By: Steve Davies (one47) 2016-09-16 04:08:03.885-0500

I have recently been running my local builds with ASTERISK-25614 applied. On 6/Jan I commented (above) about a hackish patch I was applying to pjproject-2.4.5 at the same time, which I believe may in fact be correct. It ensures that the lock inversion does not occur. I've had no obvious problems with it.

--- pjproject-2.4.5.orig/pjnath/src/pjnath/ice_session.c
+++ pjproject-2.4.5/pjnath/src/pjnath/ice_session.c
@@ -1157,9 +1157,11 @@ static void on_timer(pj_timer_heap_t *th
ice_status = ice->ice_status;
on_ice_complete = ice->cb.on_ice_complete;

+ pj_grp_lock_release(ice->grp_lock);
/* Notify app about ICE completion*/
if (on_ice_complete)
(*on_ice_complete)(ice, ice_status);
+ return;
}
break;
case TIMER_START_NOMINATED_CHECK:

By: Stian Halseth (halseth) 2016-09-16 04:34:44.341-0500

Thank you for your response, Steve.

We're currently using pjproject-2.5.5, configured asterisk-13.11.2 with bundled pjproject (--with-pjproject-bundled).

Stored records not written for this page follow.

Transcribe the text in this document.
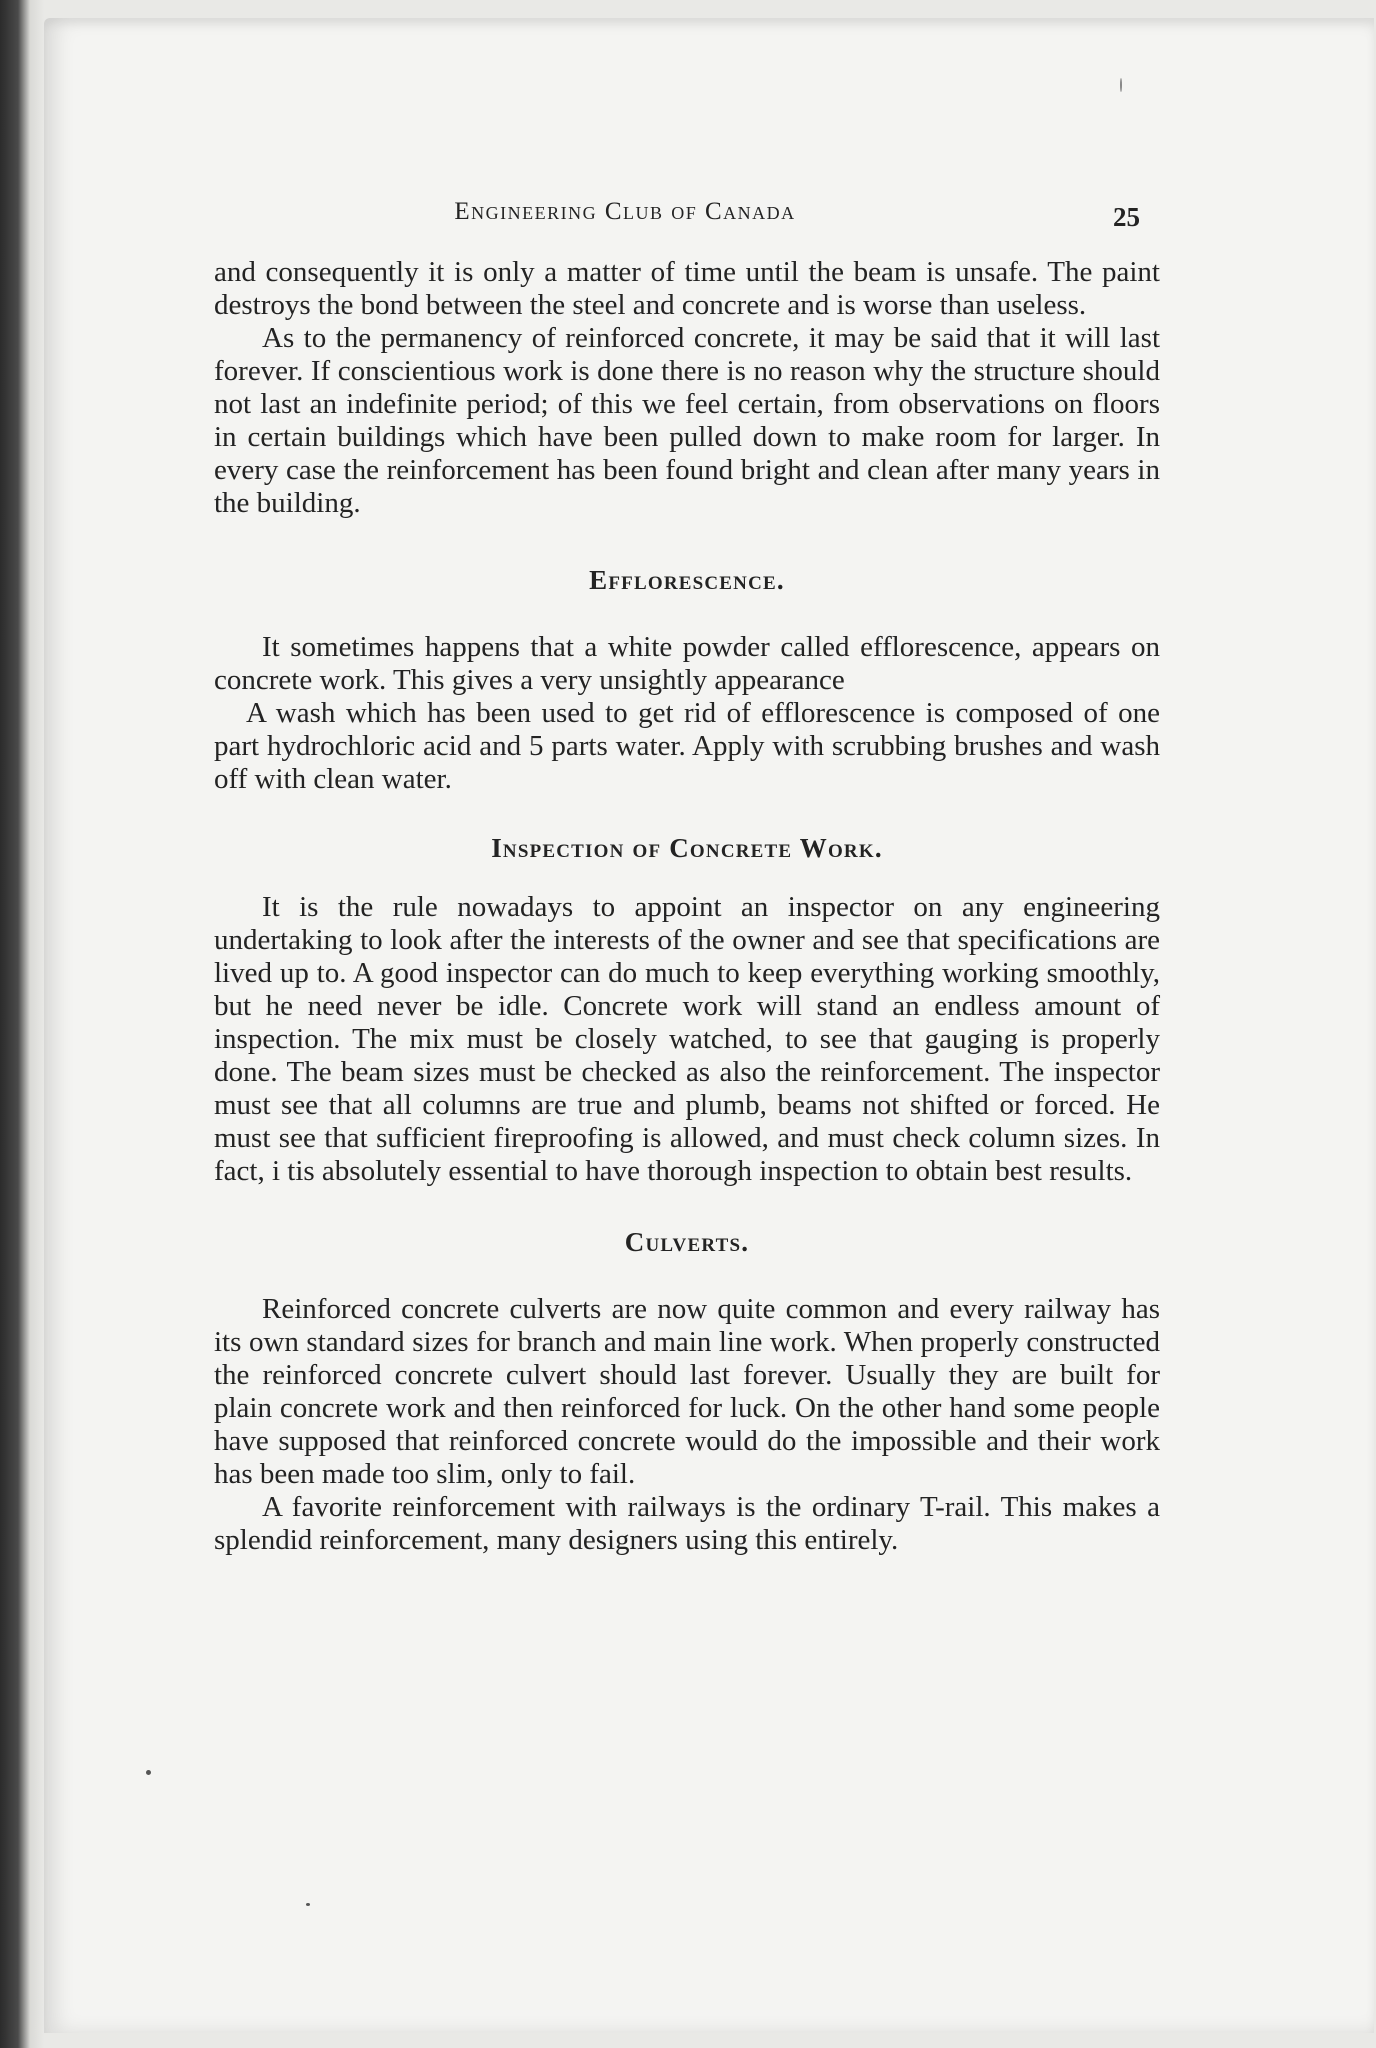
Engineering Club of Canada	25

and consequently it is only a matter of time until the beam is unsafe. The paint destroys the bond between the steel and concrete and is worse than useless.

As to the permanency of reinforced concrete, it may be said that it will last forever. If conscientious work is done there is no reason why the structure should not last an indefinite period; of this we feel certain, from observations on floors in certain buildings which have been pulled down to make room for larger. In every case the reinforcement has been found bright and clean after many years in the building.

Efflorescence.

It sometimes happens that a white powder called efflorescence, appears on concrete work. This gives a very unsightly appearance

A wash which has been used to get rid of efflorescence is composed of one part hydrochloric acid and 5 parts water. Apply with scrubbing brushes and wash off with clean water.

Inspection of Concrete Work.

It is the rule nowadays to appoint an inspector on any engineering undertaking to look after the interests of the owner and see that specifications are lived up to. A good inspector can do much to keep everything working smoothly, but he need never be idle. Concrete work will stand an endless amount of inspection. The mix must be closely watched, to see that gauging is properly done. The beam sizes must be checked as also the reinforcement. The inspector must see that all columns are true and plumb, beams not shifted or forced. He must see that sufficient fireproofing is allowed, and must check column sizes. In fact, i tis absolutely essential to have thorough inspection to obtain best results.

Culverts.

Reinforced concrete culverts are now quite common and every railway has its own standard sizes for branch and main line work. When properly constructed the reinforced concrete culvert should last forever. Usually they are built for plain concrete work and then reinforced for luck. On the other hand some people have supposed that reinforced concrete would do the impossible and their work has been made too slim, only to fail.

A favorite reinforcement with railways is the ordinary T-rail. This makes a splendid reinforcement, many designers using this entirely.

From what I can tell your patch could also be applied to pjproject-2.5.5 as the function on_timer(pj_timer_heap_t *th, pj_timer_entry *te) is unchanged between pjproject-2.4.5 and pjproject-2.5.5.

I will give it a try!

By: Dade Brandon (dade) 2016-09-18 14:15:03.586-0500

@one47
Hi Steve,

If that patch is working, is there any chance of submitting it to pjproject, or maybe in to the bundled pjproject? (I think @jcolp could confirm if we can patch the bundled pjproject directly in the asterisk repository, or if alternatively it has to go through github.com/asterisk/pjproject -- I wasn't even aware that Asterisk 13 still had a bundled copy of pjproject.)

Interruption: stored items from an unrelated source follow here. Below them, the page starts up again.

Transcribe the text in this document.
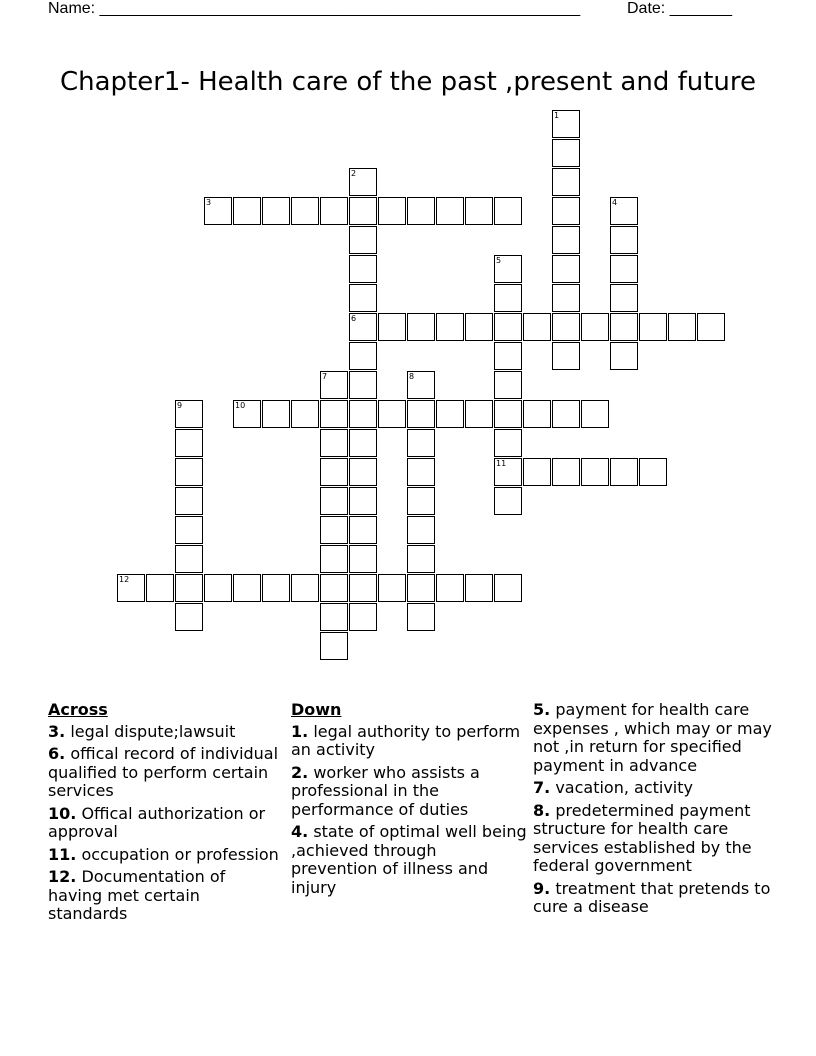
Name: ______________________________________________________	Date: _______
Chapter1- Health care of the past ,present and future
3
1
2
6
4
5
11
7	8
9	10
12
Across
3. legal dispute;lawsuit
6. offical record of individual qualified to perform certain services
10. Offical authorization or approval
11. occupation or profession
12. Documentation of having met certain standards
Down
1. legal authority to perform an activity
2. worker who assists a professional in the performance of duties
4. state of optimal well being ,achieved through prevention of illness and injury
5. payment for health care expenses , which may or may not ,in return for specified payment in advance
7. vacation, activity
8. predetermined payment structure for health care services established by the federal government
9. treatment that pretends to cure a disease
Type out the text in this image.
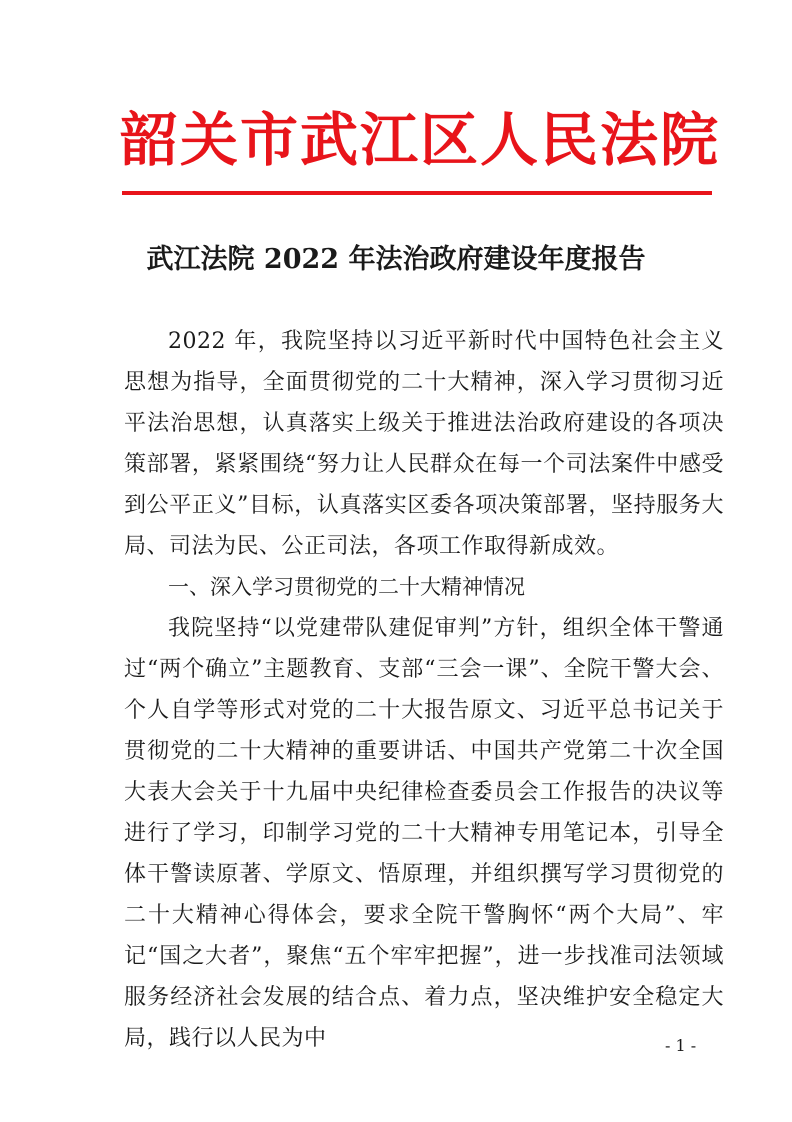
韶关市武江区人民法院
武江法院 2022 年法治政府建设年度报告

2022 年，我院坚持以习近平新时代中国特色社会主义思想为指导，全面贯彻党的二十大精神，深入学习贯彻习近平法治思想，认真落实上级关于推进法治政府建设的各项决策部署，紧紧围绕“努力让人民群众在每一个司法案件中感受到公平正义”目标，认真落实区委各项决策部署，坚持服务大局、司法为民、公正司法，各项工作取得新成效。

一、深入学习贯彻党的二十大精神情况

我院坚持“以党建带队建促审判”方针，组织全体干警通过“两个确立”主题教育、支部“三会一课”、全院干警大会、个人自学等形式对党的二十大报告原文、习近平总书记关于贯彻党的二十大精神的重要讲话、中国共产党第二十次全国大表大会关于十九届中央纪律检查委员会工作报告的决议等进行了学习，印制学习党的二十大精神专用笔记本，引导全体干警读原著、学原文、悟原理，并组织撰写学习贯彻党的二十大精神心得体会，要求全院干警胸怀“两个大局”、牢记“国之大者”，聚焦“五个牢牢把握”，进一步找准司法领域服务经济社会发展的结合点、着力点，坚决维护安全稳定大局，践行以人民为中	- 1 -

The pjproject bundled with asterisk-11, which doesn't use group locks, looks like this:

```
/* Release mutex in case app destroy us in the callback */
ice_status = ice->ice_status;
on_ice_complete = ice->cb.on_ice_complete;
has_mutex = PJ_FALSE;
pj_mutex_unlock(ice->mutex);

/* Notify app about ICE completion*/
if (on_ice_complete)
(*on_ice_complete)(ice, ice_status);
```

lower down in this function, it does not re-acquire ice->mutex, so I imagine that your patch, which released but does not re-acquire, is also correct, although I don't fully understand the differences between the group lock ice->mutex lock. Before looking at the older pjproject code, I assumed that your suggested pjproject patch should have been first checking to see if the lock had already been acquired before releasing, and then also re-acquiring after the on_ice_complete callback (which may still be the case, but I doubt it..?)
By: Joshua C. Colp (jcolp) 2016-09-18 14:30:40.481-0500

All changes should be upstreamed. Patches only exist if a release has not yet been made of PJSIP which includes them, or if we absolutely have to maintain an external patch.